The Department of Infrastructure, Transport, Regional Development and Communications conducted a privacy impact assessment for AML and approved it last November.
In April, the Commonwealth ombudsman released a report that found ACT Policing had made multiple privacy breaches for not complying with its use of location-based services under the Telecommunications (Interception and Access) Act.
The territory's police complied with the proper procedures to access location-based data, known as "pings", nine out of more than 1700 times in 2015-19, with compliance issues going back to 2007.
The ACT's chief police officer Neil Gaughan at the time said all eight of the ombudsman's recommendations would be accepted, acknowledging "poor internal processes meant the administration of these [location-based data access] powers were not up to community expectations".
"And my expectation is that we do better," he said.
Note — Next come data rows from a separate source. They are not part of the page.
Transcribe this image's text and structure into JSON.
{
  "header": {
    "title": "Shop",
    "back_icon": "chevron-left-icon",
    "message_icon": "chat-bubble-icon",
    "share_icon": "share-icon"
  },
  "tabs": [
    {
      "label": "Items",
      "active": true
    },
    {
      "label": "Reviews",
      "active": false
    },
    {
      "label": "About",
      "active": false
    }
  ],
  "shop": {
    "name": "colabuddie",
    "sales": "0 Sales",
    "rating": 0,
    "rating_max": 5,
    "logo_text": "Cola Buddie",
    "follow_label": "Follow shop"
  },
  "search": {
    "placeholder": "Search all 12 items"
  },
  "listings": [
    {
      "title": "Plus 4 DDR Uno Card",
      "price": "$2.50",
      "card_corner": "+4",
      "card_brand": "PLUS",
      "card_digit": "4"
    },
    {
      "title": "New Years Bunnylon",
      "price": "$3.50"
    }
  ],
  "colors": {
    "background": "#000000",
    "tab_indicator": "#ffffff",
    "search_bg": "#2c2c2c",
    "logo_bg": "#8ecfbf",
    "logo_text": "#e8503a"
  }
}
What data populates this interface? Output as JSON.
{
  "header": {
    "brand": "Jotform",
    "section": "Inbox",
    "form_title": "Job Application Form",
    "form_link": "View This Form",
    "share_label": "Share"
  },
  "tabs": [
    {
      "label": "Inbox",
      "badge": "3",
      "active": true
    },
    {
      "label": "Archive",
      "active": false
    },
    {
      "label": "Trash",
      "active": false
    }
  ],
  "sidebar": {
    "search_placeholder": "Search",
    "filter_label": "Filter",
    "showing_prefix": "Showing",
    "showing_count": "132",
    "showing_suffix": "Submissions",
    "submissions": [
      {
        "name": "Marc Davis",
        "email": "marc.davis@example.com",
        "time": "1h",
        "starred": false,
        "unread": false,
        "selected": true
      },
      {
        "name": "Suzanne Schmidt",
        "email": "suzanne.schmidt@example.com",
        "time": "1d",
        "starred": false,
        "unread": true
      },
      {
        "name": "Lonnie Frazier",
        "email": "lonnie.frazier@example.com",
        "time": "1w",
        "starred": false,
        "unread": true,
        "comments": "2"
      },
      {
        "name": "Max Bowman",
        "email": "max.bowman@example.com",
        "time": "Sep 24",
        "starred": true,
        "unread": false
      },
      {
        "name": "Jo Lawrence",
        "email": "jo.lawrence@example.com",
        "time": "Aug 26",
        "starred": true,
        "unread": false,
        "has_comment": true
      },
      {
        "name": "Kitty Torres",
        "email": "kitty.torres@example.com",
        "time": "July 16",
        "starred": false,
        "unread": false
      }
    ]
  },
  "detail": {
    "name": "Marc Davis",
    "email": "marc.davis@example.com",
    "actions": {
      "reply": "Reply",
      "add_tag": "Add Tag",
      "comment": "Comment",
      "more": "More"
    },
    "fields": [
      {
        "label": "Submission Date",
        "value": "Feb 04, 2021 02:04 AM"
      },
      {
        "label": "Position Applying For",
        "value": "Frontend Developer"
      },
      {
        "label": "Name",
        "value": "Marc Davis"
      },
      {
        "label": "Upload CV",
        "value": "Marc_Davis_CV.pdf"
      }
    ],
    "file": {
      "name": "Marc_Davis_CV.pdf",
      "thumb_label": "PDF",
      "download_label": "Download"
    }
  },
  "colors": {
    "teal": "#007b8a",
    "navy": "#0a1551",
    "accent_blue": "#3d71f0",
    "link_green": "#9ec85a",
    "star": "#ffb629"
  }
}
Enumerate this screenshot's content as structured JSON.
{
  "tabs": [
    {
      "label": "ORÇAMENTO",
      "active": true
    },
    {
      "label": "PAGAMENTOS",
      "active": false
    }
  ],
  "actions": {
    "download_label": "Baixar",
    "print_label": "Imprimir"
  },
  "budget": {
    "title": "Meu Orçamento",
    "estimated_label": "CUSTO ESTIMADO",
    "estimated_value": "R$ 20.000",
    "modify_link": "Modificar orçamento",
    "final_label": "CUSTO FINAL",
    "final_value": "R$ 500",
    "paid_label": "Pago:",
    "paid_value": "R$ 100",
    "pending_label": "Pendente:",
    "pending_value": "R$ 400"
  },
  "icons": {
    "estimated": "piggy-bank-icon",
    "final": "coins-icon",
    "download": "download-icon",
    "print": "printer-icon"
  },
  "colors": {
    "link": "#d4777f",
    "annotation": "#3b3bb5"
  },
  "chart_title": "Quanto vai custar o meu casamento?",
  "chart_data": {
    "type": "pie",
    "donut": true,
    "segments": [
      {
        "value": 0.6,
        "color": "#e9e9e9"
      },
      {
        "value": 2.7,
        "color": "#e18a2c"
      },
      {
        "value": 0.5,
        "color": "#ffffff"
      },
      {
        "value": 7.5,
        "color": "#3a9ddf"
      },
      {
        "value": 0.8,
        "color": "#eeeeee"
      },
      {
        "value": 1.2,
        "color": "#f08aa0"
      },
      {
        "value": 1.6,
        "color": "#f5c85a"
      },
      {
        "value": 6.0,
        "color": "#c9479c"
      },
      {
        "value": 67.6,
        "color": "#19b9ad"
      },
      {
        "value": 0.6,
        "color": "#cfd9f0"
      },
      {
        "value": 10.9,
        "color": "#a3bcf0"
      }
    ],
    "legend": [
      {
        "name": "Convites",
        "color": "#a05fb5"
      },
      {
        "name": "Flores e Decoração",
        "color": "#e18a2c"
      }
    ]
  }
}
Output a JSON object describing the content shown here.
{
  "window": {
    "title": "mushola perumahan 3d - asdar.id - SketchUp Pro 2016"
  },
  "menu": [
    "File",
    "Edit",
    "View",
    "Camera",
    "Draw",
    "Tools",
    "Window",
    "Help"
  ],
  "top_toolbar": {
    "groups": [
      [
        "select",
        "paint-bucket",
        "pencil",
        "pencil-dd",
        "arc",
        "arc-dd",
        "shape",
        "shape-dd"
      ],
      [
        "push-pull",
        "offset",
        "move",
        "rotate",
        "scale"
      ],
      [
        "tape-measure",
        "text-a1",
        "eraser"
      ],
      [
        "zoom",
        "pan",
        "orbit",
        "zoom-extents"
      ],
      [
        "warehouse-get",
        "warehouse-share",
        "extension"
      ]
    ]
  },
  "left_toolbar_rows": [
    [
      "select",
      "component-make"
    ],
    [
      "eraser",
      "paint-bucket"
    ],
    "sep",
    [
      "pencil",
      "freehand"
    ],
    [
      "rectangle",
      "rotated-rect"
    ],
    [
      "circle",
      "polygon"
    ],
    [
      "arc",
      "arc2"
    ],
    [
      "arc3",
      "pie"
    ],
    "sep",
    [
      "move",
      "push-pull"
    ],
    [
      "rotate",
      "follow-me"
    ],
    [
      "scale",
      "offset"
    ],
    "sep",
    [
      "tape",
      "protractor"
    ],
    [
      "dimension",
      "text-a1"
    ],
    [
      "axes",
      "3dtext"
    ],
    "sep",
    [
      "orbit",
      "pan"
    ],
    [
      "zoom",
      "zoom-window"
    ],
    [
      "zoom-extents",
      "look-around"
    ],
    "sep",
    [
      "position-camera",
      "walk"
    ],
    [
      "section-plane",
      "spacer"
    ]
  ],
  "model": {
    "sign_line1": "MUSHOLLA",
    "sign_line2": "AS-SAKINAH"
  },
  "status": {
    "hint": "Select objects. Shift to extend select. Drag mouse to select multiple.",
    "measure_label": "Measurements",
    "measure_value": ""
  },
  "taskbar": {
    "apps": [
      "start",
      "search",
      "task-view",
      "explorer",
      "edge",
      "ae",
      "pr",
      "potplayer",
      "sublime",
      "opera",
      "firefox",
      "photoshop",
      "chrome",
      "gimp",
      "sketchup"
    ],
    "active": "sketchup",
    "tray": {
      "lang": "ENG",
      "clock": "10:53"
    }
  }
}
The AML privacy impact assessment stated the department and mobile operating system providers would not handle AML data or store it.
Under Section 107G of the act, mobile carriers may be required by a law enforcement agency to retain SMS messages, including SMS messages containing AML data.
A police spokesperson said the location data was "only a snapshot of the location at the time of the call".
"It's important to note that voice recording, location and subscriber data have exemptions under privacy legislation and telecommunications laws for all triple-0 emergency calls," the spokesperson said.
"If AML data must be recorded during an emergency triple-0 call, it is captured within ACT Policing's computer aided dispatch (CAD) system. Only members with access to CAD or have involvement with the specific incident would have access at the time of call. While operations sergeants have the ability to retrieve the data after the call has concluded through secured networks, all access is user-based controlled and audited."
Police and ESA said the community should not notice any disruption during the upgrade as there were measures in place "to ensure the robustness of the triple-0 emergency call system".
The mobile location technology upgrade was completed for ESA on May 11 but is undergoing testing with Telstra before it takes effect.
The federal government said AML meets all the regulated requirements for privacy and that access to location data is restricted to authorised officers at triple-0 and emergency service organisations.
Data access will be audit trailed and logged.
Android users are able to turn off AML within their handset via their device settings.
AML is a collaboration between the federal government, Telstra, emergency service organisations in every state and territory, other mobile carriers and phone operating system providers (Google and Apple).